Telcos in the European Union will face collective costs of €57bn, including €27.6bn directly related to replacing hardware, dismantling infrastructure and asset write-downs, if the European Commission’s proposed revisions to the Cybersecurity Act unveiled earlier this year are approved, according to a report from the China Chamber of Commerce to the EU (CCCEU) and KPMG. The revised Cybersecurity Act, unveiled in January this year, includes measures that look set to force network operators in the EU region to remove technology supplied by “high-risk third-country suppliers” from communications networks. The move, which will require telcos to remove designated technologies from high-risk vendors within three years of the Act coming into force, signals a stronger clampdown on Chinese vendors Huawei and ZTE in the region. 

Seattle-based autonomous offensive security specialist XBOW has raised $35m in additional Series C funding from Accenture Ventures, DNX Ventures, NVentures (Nvidia’s venture capital arm), Samsung Ventures, SentinelOne S Ventures and Liberty Global Tech Ventures, adding to the $120m it had already raised in the round. XBOW, which has more than 100 customers (including some of its investors), “uses AI to find and exploit vulnerabilities in applications the way attackers do, running continuously instead of as a point-in-time pentest,” the company noted. One of the investors that is also a user of XBOW’s technology is telecom, tech and media giant Liberty Global, which highlighted its involvement in the funding round in this announcement. Oege de Moor, founder and CEO of XBOW, stated: “Liberty Global has deep expertise in scaling technology businesses globally, and their commercial network will be vital as we enter our next phase of growth. With partners like them operating alongside us on the front lines, we’re accelerating our mission to stay ahead of AI attacks to defend the world together.”

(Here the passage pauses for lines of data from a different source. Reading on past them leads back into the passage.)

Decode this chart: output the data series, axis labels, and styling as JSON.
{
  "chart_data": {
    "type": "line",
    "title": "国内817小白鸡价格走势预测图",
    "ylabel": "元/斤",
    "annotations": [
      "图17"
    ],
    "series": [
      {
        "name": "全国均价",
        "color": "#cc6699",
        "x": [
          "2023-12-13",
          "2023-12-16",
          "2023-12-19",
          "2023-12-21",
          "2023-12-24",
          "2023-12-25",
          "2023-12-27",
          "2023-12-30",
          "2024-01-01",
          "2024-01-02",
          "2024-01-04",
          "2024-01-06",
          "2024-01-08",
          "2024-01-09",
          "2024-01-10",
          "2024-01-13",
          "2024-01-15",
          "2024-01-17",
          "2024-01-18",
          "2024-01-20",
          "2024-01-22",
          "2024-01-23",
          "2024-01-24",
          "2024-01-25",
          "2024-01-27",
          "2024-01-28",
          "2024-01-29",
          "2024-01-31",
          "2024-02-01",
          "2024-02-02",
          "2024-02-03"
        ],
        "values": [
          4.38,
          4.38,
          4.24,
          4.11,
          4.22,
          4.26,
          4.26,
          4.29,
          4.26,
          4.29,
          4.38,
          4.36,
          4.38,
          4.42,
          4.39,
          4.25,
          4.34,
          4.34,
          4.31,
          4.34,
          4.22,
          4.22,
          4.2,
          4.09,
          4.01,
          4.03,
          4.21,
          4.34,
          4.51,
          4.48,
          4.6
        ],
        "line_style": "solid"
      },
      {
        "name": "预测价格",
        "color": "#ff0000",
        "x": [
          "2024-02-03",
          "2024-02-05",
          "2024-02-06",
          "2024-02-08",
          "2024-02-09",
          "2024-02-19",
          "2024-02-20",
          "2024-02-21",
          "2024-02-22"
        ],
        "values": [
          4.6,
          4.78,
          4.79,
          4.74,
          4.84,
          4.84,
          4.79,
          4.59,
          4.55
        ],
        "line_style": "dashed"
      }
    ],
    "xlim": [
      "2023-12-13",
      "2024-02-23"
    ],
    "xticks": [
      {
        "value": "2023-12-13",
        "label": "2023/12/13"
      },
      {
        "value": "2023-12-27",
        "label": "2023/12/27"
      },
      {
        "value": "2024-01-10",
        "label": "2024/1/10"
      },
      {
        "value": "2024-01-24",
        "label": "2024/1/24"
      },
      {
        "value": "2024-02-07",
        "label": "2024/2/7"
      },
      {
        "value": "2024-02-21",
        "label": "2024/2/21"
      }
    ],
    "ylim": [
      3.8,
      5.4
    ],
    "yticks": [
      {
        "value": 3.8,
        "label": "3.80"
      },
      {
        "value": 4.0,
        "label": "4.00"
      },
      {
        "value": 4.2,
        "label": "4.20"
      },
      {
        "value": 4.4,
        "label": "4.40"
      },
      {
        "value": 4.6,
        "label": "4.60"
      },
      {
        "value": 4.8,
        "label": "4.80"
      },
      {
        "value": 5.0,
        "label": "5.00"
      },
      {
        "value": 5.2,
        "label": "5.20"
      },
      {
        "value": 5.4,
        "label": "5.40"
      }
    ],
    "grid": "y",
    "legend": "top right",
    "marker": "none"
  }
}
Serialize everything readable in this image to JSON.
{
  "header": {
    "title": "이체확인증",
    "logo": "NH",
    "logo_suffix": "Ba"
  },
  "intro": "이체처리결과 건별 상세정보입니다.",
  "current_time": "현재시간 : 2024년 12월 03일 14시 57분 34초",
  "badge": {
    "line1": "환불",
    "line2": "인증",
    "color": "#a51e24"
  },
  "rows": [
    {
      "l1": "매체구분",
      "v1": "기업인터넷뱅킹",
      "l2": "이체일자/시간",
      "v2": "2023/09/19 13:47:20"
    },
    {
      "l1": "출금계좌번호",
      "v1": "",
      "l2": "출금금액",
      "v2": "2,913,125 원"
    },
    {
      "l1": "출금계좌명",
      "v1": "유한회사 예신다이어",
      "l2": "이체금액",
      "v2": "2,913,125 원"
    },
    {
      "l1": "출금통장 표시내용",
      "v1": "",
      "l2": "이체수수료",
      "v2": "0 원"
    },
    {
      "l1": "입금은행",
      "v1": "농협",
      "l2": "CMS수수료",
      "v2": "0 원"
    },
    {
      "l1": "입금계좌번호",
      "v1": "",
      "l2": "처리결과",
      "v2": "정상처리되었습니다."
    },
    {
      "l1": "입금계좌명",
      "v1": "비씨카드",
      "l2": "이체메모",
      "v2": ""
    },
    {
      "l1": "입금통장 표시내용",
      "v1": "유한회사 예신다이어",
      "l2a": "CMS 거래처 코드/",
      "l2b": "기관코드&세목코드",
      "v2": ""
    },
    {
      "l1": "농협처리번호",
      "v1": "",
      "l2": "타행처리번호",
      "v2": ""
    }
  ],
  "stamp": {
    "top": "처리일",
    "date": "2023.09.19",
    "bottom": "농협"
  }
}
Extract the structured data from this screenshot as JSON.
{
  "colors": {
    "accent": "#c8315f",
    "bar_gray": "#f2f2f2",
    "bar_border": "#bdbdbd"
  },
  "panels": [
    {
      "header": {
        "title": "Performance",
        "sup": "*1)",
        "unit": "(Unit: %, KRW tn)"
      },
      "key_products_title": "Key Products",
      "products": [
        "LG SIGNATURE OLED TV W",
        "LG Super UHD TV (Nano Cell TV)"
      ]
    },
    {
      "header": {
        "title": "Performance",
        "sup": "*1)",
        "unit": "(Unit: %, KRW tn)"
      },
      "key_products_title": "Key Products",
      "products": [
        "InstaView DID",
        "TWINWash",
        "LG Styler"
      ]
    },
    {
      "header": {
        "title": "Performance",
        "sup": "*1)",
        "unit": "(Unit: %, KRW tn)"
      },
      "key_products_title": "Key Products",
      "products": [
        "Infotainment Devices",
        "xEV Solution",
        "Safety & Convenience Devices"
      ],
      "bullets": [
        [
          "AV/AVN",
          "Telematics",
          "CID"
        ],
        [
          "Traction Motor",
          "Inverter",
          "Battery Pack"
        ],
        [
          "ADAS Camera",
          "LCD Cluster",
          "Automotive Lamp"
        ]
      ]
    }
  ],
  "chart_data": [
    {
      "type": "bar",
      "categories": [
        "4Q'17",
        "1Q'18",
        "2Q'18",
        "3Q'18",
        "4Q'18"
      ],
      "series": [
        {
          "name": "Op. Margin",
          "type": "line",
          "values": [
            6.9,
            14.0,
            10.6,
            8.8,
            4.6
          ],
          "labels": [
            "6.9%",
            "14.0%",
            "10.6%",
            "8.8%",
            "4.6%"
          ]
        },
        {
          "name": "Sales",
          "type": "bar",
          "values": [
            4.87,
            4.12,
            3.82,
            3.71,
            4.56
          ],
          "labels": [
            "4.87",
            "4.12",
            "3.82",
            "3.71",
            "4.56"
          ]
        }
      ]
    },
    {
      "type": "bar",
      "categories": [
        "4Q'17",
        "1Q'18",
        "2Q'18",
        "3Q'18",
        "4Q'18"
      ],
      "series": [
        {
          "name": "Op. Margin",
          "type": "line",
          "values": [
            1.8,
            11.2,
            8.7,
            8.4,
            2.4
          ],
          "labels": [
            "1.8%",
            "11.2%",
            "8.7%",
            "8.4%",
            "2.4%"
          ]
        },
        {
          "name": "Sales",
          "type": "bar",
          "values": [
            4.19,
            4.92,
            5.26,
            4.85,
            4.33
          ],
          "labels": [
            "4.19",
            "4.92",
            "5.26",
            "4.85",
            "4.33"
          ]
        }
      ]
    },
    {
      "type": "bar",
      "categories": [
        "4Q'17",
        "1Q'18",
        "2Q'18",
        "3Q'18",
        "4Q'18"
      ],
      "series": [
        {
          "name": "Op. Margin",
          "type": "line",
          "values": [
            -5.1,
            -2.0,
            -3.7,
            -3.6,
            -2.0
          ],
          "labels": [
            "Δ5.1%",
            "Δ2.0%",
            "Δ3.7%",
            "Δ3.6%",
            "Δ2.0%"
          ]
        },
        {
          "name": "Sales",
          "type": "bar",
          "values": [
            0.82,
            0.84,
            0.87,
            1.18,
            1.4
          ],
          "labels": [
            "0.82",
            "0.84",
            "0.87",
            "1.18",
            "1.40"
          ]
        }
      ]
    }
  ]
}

Communications API platform giant Twilio has unveiled its “next-generation platform capabilities for the agentic era”, something that could well be of interest to all types of digital service providers: Those capabilities comprise  Conversation Memory, Conversation Orchestrator, Conversation Intelligence and Agent Connect, which “combine to turn disparate interactions into continuous, intelligent and personal conversations across humans, agents and systems.” Inbal Shani, chief product officer and head of R&D at Twilio, stated: “Most brands still treat every conversation with a customer like it’s the very first one. Twilio is changing that at the infrastructure layer, so every business built on Twilio can remember, learn and respond like they actually know their customers.” Mila D’Antonio, principal analyst for customer engagement at research firm Omdia, noted: “Twilio is redefining what a customer engagement platform (CEP) looks like – one that remembers, adapts and orchestrates across every touchpoint. That combination of vision, execution and ecosystem leverage is what solidifies Twilio’s place at the top of the category.” The launch comes only days after Twilio reported a 16% year-on-year increase in like-for-like first-quarter revenues to $1.41bn.